059. RESPONSIBILITIES OF BAPTISTS
RESPONSIBILITIES OF BAPTISTS
If we are but faithful! This suggests that there are responsibilities as well as advantages, duties as well as privileges. The question has perhaps occurred to some who have heard me whether I expect that the whole world will ultimately become Baptist. To this I have two replies: first, that Baptist doctrine is probably not the whole of truth, and therefore the final church and creed may be something more than what at present we call Baptist; but secondly, that Baptist doctrine is just as certainly an important part of God’s revealed will, and therefore to be embraced without curtailment or diminution in that final sum of triumphant truth which is to be the heritage and Confession of the church universal. If we do not believe this, then we have no right to be Baptists at all. If our doctrine is merely an indifferent or optional matter, a human opinion but not a divine prescription, then it is schism and a rending of the body of Christ for us to maintain a separate existence. But, being convinced that we have the truth of God, it would be cowardice and blasphemy to doubt that this truth of God will triumph. There are indeed other communions that number more than ours. But in the words of Edward Johnson’s "Wonderworking Providence of Zion’s Savicur," written in the dark year 1634, we can say: "The Lord intends to achieve greater matters by this little handful than the world is aware of." The kingdom of truth is sure to come,— that is our confidence and comfort. But then it is equally sure that the kingdom is near or far, just in proportion to the faith and love and devotion of those to whom this truth is committed to keep and to propagate.
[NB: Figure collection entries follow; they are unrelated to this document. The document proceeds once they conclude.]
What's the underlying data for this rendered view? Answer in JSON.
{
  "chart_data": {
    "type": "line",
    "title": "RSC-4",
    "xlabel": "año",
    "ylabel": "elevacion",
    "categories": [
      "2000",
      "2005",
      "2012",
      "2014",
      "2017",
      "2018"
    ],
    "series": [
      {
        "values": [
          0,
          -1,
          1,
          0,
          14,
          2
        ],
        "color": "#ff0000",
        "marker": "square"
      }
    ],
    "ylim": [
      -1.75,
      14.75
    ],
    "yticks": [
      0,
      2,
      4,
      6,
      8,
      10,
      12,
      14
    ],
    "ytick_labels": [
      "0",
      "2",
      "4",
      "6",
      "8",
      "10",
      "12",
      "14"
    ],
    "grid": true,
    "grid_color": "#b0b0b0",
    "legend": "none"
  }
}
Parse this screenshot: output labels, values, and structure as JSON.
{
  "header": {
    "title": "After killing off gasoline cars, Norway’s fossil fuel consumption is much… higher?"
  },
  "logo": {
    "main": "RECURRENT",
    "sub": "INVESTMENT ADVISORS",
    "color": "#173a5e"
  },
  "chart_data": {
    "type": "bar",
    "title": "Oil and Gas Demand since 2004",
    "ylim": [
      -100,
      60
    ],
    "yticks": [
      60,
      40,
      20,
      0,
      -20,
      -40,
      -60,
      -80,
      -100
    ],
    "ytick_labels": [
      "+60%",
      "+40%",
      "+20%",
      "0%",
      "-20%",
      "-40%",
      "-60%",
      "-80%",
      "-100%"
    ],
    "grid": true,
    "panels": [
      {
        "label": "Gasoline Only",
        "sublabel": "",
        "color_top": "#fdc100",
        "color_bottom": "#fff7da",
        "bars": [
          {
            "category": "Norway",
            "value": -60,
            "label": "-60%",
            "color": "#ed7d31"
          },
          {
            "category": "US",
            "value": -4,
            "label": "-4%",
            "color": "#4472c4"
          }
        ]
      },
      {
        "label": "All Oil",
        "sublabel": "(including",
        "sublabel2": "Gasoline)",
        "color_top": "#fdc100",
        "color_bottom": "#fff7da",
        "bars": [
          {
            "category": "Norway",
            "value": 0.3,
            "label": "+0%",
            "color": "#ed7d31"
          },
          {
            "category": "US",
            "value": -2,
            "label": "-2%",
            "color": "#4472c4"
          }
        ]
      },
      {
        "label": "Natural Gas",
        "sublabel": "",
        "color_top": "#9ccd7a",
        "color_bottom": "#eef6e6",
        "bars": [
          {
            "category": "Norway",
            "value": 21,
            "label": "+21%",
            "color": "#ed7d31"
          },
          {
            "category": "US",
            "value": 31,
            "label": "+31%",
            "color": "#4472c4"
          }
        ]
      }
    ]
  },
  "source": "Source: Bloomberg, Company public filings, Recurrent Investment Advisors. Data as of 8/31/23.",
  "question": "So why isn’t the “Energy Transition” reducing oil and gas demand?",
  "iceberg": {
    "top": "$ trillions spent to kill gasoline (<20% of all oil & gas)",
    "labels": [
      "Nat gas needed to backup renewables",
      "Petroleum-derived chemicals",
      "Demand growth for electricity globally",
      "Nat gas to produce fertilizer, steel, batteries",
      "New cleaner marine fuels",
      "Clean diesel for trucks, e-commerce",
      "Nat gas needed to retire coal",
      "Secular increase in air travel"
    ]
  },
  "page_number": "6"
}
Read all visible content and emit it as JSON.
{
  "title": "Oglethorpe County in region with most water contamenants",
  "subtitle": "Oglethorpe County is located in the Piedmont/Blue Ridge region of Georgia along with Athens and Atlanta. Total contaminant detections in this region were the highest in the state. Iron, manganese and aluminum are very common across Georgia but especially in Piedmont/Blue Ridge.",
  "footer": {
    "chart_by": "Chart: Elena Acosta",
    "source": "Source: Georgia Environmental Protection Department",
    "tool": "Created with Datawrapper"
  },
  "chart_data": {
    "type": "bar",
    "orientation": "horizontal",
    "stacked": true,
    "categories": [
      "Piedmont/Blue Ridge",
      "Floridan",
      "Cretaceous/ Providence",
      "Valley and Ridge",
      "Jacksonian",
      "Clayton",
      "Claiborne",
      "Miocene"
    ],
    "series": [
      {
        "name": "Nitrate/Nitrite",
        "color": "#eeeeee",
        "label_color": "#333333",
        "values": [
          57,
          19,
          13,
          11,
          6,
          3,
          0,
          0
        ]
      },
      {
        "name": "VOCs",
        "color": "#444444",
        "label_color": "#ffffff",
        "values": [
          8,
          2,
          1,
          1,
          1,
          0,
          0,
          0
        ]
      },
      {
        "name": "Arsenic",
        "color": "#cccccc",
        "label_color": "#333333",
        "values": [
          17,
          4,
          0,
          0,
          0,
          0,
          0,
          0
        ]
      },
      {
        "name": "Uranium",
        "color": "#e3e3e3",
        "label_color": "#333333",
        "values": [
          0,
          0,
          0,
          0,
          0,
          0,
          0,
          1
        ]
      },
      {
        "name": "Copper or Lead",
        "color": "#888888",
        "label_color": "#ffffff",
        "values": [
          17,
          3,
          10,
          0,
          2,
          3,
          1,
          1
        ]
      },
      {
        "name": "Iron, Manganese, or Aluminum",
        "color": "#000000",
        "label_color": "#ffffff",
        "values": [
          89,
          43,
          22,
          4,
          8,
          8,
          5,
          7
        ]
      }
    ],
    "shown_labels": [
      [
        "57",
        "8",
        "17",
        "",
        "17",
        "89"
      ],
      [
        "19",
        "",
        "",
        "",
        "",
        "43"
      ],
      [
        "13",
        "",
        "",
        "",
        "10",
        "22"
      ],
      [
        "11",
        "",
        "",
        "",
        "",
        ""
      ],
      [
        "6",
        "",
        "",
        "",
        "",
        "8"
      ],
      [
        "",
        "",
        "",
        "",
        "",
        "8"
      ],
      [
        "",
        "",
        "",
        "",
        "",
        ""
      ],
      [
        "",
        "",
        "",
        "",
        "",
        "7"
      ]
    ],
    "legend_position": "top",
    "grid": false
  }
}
Faithfulness to Christ requires of us three things: Education, Union, and Evangelization. I think of these three respectively as activities of the mind, the affections, and the will; and as tending to bring man’s mind and heart and will into conformity with the truth, the love, and the holiness of God. As God is truth, it is our duty to know the truth, and that implies the obligation to educate ourselves and to care for the education of others. The educational revival that has marked the last quarter of a century is a proof that God is with us,—it is an augury that God is going to give us the kingdom. The single new University of Chicago has a larger property than belonged twenty years ago to all our Baptist colleges and theological seminaries put together. But many millions more will be required to meet the needs of the growing West, and to educate the masses of our colored brethren at the South. In spite of our great growth in the country at large, we are still very weak in some of our great cities, and it should cause us shame and confusion of face that in the metropolis of the State and of the country, with its contiguous populations the second greatest city of the world and numbering three millions, Baptists have up to the present time not the vestige of any institution of learning! If we withhold our hands from giving, our rapid growth may be followed by as rapid a decline. With our provision of education, however, there must go also the spirit of freedom,—liberty to follow truth to the farthest bounds of thought. Soul-liberty, under bonds to none but Christ and his word, has been in the past the secret of Baptist success and progress. If any man assumes to impose his authority upon the free spirit and to dictate what we shall believe, let Baptist blood arise and Baptist courage answer: "Who are you, to interpose between me and Christ? To my Master alone I stand or fall!"